Незабудки | страница 27



— Это называется «выкарабкаться»?

— Конечно! Почки не отобьют, и на том спасибо. А дальше, поживем — увидим… Dum spiro, spero — пока дышу, надеюсь! Если мне не изменяет память, это сказал Декарт — великий математик, не чета нам с вами. Отчего бы, профессор, и вам не попытаться изобрести конструкцию вроде моей? Можете вообще повторить все слово в слово, да и дело с концом… Они сами не принимают всерьез подобные признания.

— Вряд ли я прибегну к подобной конструкции. Но во всяком случае, благодарю за совет… Проясните мне, пожалуйста, вот какой вопрос. Вы однажды упомянули, что в нашей камере немало старых партийцев. Как они относятся ко всему происходящему и к этим так называемым «признаниям»?

— Да никак. Они понимают еще меньше нашего. Впрочем, я выразился неточно: они абсолютно ничего не понимают. Так же, как и мы. Кстати, я ведь тоже партиец. Вот уже пять лет. Но я имею в виду закаленных борцов, ветеранов.

— Вы вроде бы обмолвились, будто они понимают еще меньше нашего. Но почему?

— Потому что они пытаются отыскать закономерность и не находят. Мне-то ведь тоже не удается выявить какую-либо систему или правило. И что же я тогда делаю? Считаю все происходящее исключением из правил. Однако я не нахожу доказательств необходимости этого исключения. Возьмем самый простой пример. Для чего, спрашивается, нужны эти «чистосердечные признания обвиняемых»? Совершенно очевидно, что никому они не нужны. Тогда для чего их выколачивают из людей, если они уже сегодня излишни, а в будущем и вовсе утратят свою доказательную силу?
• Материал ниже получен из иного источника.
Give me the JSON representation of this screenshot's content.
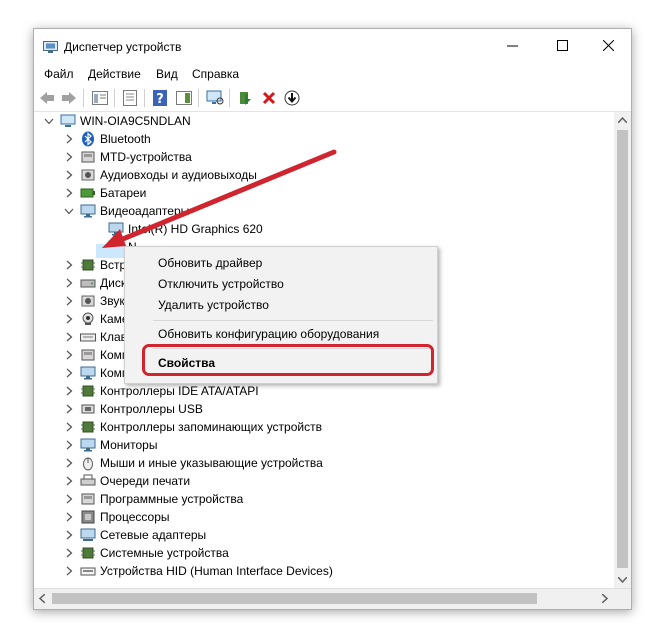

Но как видите, их добиваются…

— В сущности, вы не сказали ничего утешительного, мой друг, — простонал профессор.

Его собеседник обреченно поднял руки, затем безвольно уронил их на колени. Чуть погодя он вернулся к прерванной работе: ему вновь посчастливилось раздобыть где-то кусочек проволоки, и он сверлил дырку, чтобы сделать из проволоки швейную иглу…

Когда профессора вызывали на допрос, все повторялось сначала. Если Андриану удавалось дотянуться до пепельницы и там были окурки, он прихватывал их для своих сокамерников.

Однако дары его больше не вызывали благоговейной тишины. Находились арестанты до того нахальные, что не стеснялись запустить руку в профессорский карман, пока помогали ему добраться до койки, а если в кармане было пусто, сердито ворчали. Но если даже старик возвращался с поживой, то в камере начинался шумный, ожесточенный дележ, и разбушевавшиеся страсти насилу удавалось утихомирить коридорному надзирателю; заслышав шум, он подходил к двери и в сердцах барабанил ключом по железной обшивке. Если появлялась возможность разжиться куревом, людей было не запугать даже карцером. Темнота? Хоть какое-то разнообразие после лампочки, горящей круглые сутки. Холод? Не мешает и проветриться после нестерпимой духоты. Сырость? Это похуже, однако, скажем, воспаление легких — тоже какой-никакой поворот судьбы: либо смерть, либо лазарет, где харчи все же лучше. Надзиратели словно бы тоже понимали это, потому что никогда не вмешивались в ссоры заключенных, даже не переступали порога камеры. Впрочем, тут сказывалась и извечная черта всех охранников: они преувеличивали способность пленников к отпору.